The General Court of the European Union ruled on December 12 that the Cannabis Store Amsterdam logo was unregistrable as violative of public policy and morality because it would encourage illegal activity. This decision is significant because the court viewed the whole logo as offensive, despite that the goods claimed did not include any cannabis products and the image itself was not marijuana (which comes from the flower, not the leaf).
In 2016, Santa Conte filed an application with the European Union Intellectual Property Office (EUIPO) to register the Cannabis Store Amsterdam trademark for various food and drink products.
The EUIPO rejected the application because it claimed that it violated Articles 7(1) and 7(2) of the EU Trademark Regulation, which prohibit registration of trademarks that violate public policy and morality. Conte put forth various arguments in her defense, including that the goods and services claimed were not illegal, cannabis flowers (rather than leaves) create marijuana, and there is nothing objectionable about the words “Amsterdam” and “store.” But the EUIPO and the General Court were not persuaded by these arguments. The main thrust of their approach was that the cannabis leaves are a “media symbol” that the public understands as meaning cannabis with higher levels of the psychoactive ingredient THC, and the words “Amsterdam” and “store” connote the famous Amsterdam “coffee shops” that sell marijuana. Thus, although the whole logo, if taken literally, would not encourage illegal activity, the hidden message of the logo would indicate that the underlying goods and services involve narcotic substances.
The decision emphasized the Board of Appeal’s conclusion that the leaf graphic in the mark is often used as a media symbol to communicate the psychoactive properties of marijuana and is recognized by a significant portion of the relevant public as such. The incorporation of the literal elements “store” and “Amsterdam” into the mark was cited as a basis for finding that the mark conveyed an association with marijuana products famously sold by Amsterdam’s “coffee shops,” and the presence of this potential meaning was a sufficient basis for refusing the application.

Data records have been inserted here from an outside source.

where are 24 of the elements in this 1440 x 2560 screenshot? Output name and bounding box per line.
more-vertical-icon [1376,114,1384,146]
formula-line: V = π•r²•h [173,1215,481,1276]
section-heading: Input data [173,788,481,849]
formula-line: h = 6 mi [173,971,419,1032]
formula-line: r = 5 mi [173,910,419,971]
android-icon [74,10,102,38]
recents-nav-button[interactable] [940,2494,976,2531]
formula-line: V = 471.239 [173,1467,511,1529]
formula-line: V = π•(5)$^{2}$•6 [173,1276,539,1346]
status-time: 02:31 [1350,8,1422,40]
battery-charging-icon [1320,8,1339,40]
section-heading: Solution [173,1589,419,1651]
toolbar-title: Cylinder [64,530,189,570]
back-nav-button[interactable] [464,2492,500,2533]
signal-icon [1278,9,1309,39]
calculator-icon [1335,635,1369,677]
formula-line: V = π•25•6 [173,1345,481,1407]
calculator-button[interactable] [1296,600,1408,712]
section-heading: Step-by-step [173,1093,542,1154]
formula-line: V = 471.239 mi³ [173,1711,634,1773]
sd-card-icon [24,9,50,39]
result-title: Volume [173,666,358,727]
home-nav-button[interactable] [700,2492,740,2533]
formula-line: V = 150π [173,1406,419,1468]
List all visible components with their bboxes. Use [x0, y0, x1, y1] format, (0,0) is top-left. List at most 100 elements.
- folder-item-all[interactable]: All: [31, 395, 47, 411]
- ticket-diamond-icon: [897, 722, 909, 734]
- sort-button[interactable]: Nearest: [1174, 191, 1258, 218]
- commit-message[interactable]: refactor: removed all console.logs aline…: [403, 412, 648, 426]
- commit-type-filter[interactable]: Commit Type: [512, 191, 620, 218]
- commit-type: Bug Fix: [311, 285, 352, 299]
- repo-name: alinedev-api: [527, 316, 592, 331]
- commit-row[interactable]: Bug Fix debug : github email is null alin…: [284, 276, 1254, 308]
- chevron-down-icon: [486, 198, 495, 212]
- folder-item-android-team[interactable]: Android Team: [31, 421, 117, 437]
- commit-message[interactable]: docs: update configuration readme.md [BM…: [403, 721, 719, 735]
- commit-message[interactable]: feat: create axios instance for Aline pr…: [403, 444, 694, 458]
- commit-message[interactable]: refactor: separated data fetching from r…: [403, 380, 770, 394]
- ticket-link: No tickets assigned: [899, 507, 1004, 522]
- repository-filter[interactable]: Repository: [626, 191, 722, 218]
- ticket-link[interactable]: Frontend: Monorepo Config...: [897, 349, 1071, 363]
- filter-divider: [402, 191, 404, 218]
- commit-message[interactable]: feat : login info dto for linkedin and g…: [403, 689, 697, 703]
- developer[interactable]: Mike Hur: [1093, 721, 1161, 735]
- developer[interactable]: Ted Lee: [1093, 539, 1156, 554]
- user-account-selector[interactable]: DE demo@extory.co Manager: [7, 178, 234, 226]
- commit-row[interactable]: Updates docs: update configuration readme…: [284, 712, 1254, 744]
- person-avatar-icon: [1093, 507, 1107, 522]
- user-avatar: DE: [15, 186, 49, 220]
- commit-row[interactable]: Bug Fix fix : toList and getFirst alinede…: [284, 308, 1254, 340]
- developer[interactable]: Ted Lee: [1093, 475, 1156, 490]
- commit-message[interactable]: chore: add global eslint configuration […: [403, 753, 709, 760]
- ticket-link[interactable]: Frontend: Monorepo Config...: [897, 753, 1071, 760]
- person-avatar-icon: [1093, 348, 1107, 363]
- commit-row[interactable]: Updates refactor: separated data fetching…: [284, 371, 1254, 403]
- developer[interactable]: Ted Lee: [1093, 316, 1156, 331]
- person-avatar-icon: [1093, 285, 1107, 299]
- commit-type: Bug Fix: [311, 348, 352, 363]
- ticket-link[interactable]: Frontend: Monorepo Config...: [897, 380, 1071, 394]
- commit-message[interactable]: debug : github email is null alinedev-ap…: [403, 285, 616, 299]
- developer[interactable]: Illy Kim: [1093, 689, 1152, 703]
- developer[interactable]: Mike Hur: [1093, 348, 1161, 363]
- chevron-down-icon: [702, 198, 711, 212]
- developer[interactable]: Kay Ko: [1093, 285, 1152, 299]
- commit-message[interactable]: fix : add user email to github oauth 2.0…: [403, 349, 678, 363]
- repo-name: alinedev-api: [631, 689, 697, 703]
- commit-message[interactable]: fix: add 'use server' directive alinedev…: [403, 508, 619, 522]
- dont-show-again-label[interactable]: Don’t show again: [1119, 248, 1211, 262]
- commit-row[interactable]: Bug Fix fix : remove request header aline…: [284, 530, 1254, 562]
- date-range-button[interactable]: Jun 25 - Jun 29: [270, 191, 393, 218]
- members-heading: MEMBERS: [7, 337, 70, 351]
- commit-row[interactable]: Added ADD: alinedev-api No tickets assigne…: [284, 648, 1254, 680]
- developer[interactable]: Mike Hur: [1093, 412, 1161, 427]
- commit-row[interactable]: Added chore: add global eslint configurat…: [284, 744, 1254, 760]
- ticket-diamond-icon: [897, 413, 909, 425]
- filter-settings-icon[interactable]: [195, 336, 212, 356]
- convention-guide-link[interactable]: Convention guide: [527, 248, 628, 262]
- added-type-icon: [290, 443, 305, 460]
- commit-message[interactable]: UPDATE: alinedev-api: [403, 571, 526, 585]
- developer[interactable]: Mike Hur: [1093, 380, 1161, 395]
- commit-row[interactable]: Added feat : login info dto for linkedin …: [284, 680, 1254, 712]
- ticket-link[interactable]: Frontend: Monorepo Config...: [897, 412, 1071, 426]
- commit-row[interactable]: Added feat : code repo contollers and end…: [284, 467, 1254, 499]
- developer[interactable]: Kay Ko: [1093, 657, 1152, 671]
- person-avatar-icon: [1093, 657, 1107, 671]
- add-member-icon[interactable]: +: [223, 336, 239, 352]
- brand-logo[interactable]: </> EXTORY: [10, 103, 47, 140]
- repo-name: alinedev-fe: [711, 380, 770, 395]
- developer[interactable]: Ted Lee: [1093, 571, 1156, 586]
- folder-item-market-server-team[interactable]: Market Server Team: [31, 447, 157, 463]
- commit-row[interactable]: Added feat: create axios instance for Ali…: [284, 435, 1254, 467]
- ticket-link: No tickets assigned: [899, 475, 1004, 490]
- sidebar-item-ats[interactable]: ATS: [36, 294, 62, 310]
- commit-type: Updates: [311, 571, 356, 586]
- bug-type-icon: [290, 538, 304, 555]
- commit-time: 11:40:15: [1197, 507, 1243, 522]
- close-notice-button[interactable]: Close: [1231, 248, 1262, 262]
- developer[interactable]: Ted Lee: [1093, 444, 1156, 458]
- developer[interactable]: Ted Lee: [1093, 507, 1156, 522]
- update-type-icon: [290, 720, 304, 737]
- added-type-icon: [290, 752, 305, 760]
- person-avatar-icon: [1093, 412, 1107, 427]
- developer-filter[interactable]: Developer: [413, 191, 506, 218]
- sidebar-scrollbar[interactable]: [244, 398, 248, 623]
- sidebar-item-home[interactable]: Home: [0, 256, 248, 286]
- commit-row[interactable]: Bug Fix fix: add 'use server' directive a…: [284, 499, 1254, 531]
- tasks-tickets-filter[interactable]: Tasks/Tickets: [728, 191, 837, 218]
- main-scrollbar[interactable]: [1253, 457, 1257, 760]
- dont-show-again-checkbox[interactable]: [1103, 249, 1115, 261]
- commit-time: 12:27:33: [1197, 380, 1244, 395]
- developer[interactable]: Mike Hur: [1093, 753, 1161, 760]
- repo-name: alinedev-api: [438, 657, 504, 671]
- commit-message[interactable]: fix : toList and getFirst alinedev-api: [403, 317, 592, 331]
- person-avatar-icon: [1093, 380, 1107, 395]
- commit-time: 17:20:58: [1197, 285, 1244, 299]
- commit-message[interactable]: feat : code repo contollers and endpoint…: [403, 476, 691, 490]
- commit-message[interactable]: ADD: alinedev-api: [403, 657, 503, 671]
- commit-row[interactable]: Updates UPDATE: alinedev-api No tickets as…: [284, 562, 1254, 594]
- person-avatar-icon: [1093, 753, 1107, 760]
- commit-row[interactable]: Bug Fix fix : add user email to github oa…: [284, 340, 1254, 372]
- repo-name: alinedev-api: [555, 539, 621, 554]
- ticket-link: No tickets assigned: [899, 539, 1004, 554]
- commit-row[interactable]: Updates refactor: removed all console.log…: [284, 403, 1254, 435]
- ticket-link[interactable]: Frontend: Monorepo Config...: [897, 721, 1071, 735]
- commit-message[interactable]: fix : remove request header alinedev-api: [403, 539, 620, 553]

In short, the decision maintained that the relevant public would associate the mark with narcotic substances and would therefore expect that the underlying goods and services are narcotic. Conte's reference to common uses of cannabis for lawful purposes was not accepted because, although cannabis laws of certain member states have recently been evolving, there are many countries of the EU where products derived from cannabis and containing more than 0.2% THC remain illegal. The decision pointed to such legislation as reason for finding that there is currently no unanimous approach to the legality of cannabis products in the EU and cited further support for refusing the application based on certain “public policy” concerns (i.e., that the prohibition and policing of marijuana products in member states, where prohibited, meets public health objectives that correspond to certain member states’ systems of values). Moreover, the decision referenced Article 38 of the Treaty on the Functioning of the European Union, a provision that cites illicit drug trafficking as an area of serious crime with cross-border dimensions, and therefore an area in which the EU legislature is permitted to intervene.
Of course, this decision is controversial since concepts of “public policy” and “morality” are very subjective. Specifically, “public policy” prohibitions are described by Article 7(1) as those that may contradict basic principles and values of the European political and social order, while “morality” is specified by Article 7(2) as content that would be perceived by a significant part of the relevant public as “going directly against the basic moral norms of society.” Presumably, as the patchwork quilt of EU members states’ regulations on cannabis (hemp or marijuana) achieve further harmonization, an appeal concerning a mark such as the one at issue here may be decided very differently in 10 years’ time. For now, however, it appears that future applications similar to the one at issue here are likely to meet similar refusals if their figurative or literal elements convey that the underlying goods and services contain the THC content that remains illegal in a majority of EU member states.